The Scottish Government will do everything in its power to prevent the premature closure of Longannet, the Deputy First Minister has pledged.
John Swinney was speaking in advance of a visit to the troubled Fife power station, which will close by the end of March next year unless it secures a short-term National Grid contract.
A decision on the contract, which is to help maintain voltage levels in the electricity supply from April 2016 to October 2017, is expected by the end of the month.
The Scottish Power-operated coal-fired station is under pressure from new European Union environmental legislation and carbon taxation combined with higher transmission charges to connect to the grid due to its location in Scotland.
Neil Clitheroe, chief executive of retail and generation at Scottish Power, told Holyrood’s Economy, Energy and Tourism Committee last week that the company had hoped to keep the plant going to 2020 but even if it were to win the National Grid bid it would only provide the plant with a year or two’s grace.
Mr Swinney said: “Longannet plays a key role in security of electricity supply, voltage control and ’blackstart’ capability as well as supporting over a thousand jobs and benefiting the Fife and wider Scottish economy.
“The Scottish Government is determined to do all that we can to avoid the premature closure of Longannet and our dialogue with National Grid and the UK Government has been focused on that objective.”
Scottish generators, including Longannet, account for around 12% of the capacity connected to Britain’s high-voltage electricity network – but pay around 35% of the charges, according to the Scottish Government.
Mr Swinney said: “This situation illustrates why Scotland must no longer accept a position where our levels of electricity security are threatened by UK energy policies.
“National Grid say that proposed changes will reduce charges by one third but Longannet’s charges are forecast to increase from £40 million this year to £51 million in 2017 and 2018.
“That is why Longannet is threatened with premature closure and why jobs and investment are being lost to Scotland under the current UK regime.”
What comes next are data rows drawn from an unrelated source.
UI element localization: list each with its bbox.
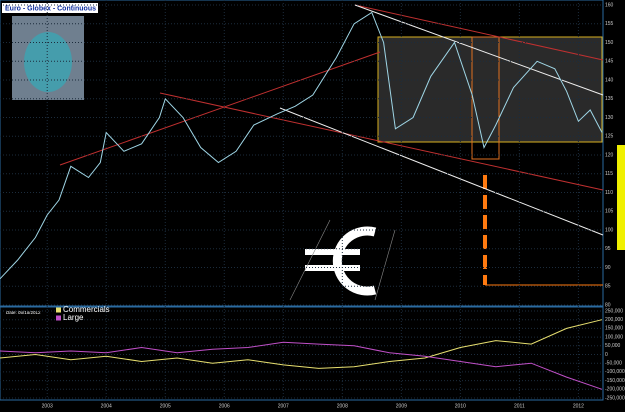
y-tick-label: 150 — [605, 40, 614, 46]
x-tick-label: 2004 — [101, 403, 112, 409]
x-tick-label: 2011 — [514, 403, 525, 409]
price-frame — [0, 0, 604, 307]
y-tick-label: 115 — [605, 171, 613, 177]
data-line — [0, 11, 603, 280]
y-tick-label: 110 — [605, 190, 613, 196]
y-tick-label: 160 — [605, 2, 614, 8]
y-tick-label: -100,000 — [605, 369, 625, 375]
x-tick-label: 2012 — [573, 403, 584, 409]
cot-frame — [0, 306, 604, 401]
x-tick-label: 2003 — [42, 403, 53, 409]
legend-label: Large — [63, 313, 84, 322]
y-tick-label: 90 — [605, 265, 611, 271]
y-tick-label: 95 — [605, 246, 611, 252]
y-tick-label: 100 — [605, 227, 614, 233]
volume-marker — [617, 145, 625, 250]
data-line — [0, 341, 603, 390]
x-tick-label: 2009 — [396, 403, 407, 409]
y-tick-label: 105 — [605, 209, 614, 215]
x-tick-label: 2006 — [219, 403, 230, 409]
y-tick-label: 140 — [605, 77, 614, 83]
y-tick-label: 130 — [605, 115, 614, 121]
trend-line — [354, 4, 604, 61]
y-tick-label: -50,000 — [605, 361, 622, 367]
legend-swatch — [56, 315, 61, 321]
trend-line — [159, 92, 604, 191]
data-line — [0, 319, 603, 369]
euro-symbol — [289, 219, 396, 301]
y-tick-label: 0 — [605, 352, 608, 358]
trend-line — [279, 107, 604, 236]
y-tick-label: 155 — [605, 21, 614, 27]
date-label: Date: 05/15/2012 — [6, 310, 41, 315]
legend-label: Commercials — [63, 305, 110, 314]
y-tick-label: 200,000 — [605, 317, 623, 323]
y-tick-label: 125 — [605, 134, 614, 140]
y-tick-label: 135 — [605, 96, 614, 102]
trend-line — [59, 51, 381, 166]
x-tick-label: 2008 — [337, 403, 348, 409]
y-tick-label: 100,000 — [605, 334, 623, 340]
x-tick-label: 2010 — [455, 403, 466, 409]
highlight-box — [471, 36, 500, 160]
y-tick-label: 85 — [605, 284, 611, 290]
y-tick-label: 145 — [605, 59, 614, 65]
title-box — [2, 3, 98, 13]
y-tick-label: -250,000 — [605, 395, 625, 401]
logo-image — [24, 32, 72, 92]
y-tick-label: 50,000 — [605, 343, 621, 349]
y-tick-label: 80 — [605, 302, 611, 308]
y-tick-label: 250,000 — [605, 308, 623, 314]
y-tick-label: 150,000 — [605, 326, 623, 332]
x-tick-label: 2007 — [278, 403, 289, 409]
y-tick-label: -150,000 — [605, 378, 625, 384]
chart-title: Euro - Globex - Continuous — [5, 5, 96, 12]
legend-swatch — [56, 307, 61, 313]
y-tick-label: 120 — [605, 152, 614, 158]
x-tick-label: 2005 — [160, 403, 171, 409]
y-tick-label: -200,000 — [605, 387, 625, 393]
Questions have been raised about the security of Scotland’s electricity supply in the event of the power station’s closure.
Mr Swinney said Government advisers believe assumptions made by National Grid “may be over optimistic”.
He called on the National Grid and the UK Government to publish information on the impact of Longannet’s closure.
The Deputy First Minister said: “Given the significance of Longannet’s potential closure, it is in the public interest that all information relating to Scotland’s security of supply position is placed in the public domain, and is subject to independent scrutiny.”
WWF Scotland director Lang Banks said: “The Deputy First Minister is absolutely right that information about Scotland’s energy supply should be in the public domain.
“However, from the evidence given to the Scottish Parliament’s Energy Committee last week, it is now very clear that thanks to the massive growth in Scotland’s renewable power output and planned upgrades to the transmission network, the lights will not go out when Longannet eventually closes before the end of the decade.
“Even if Longannet were to close in 2016, the National Grid is already taking steps to ensure grid stability.”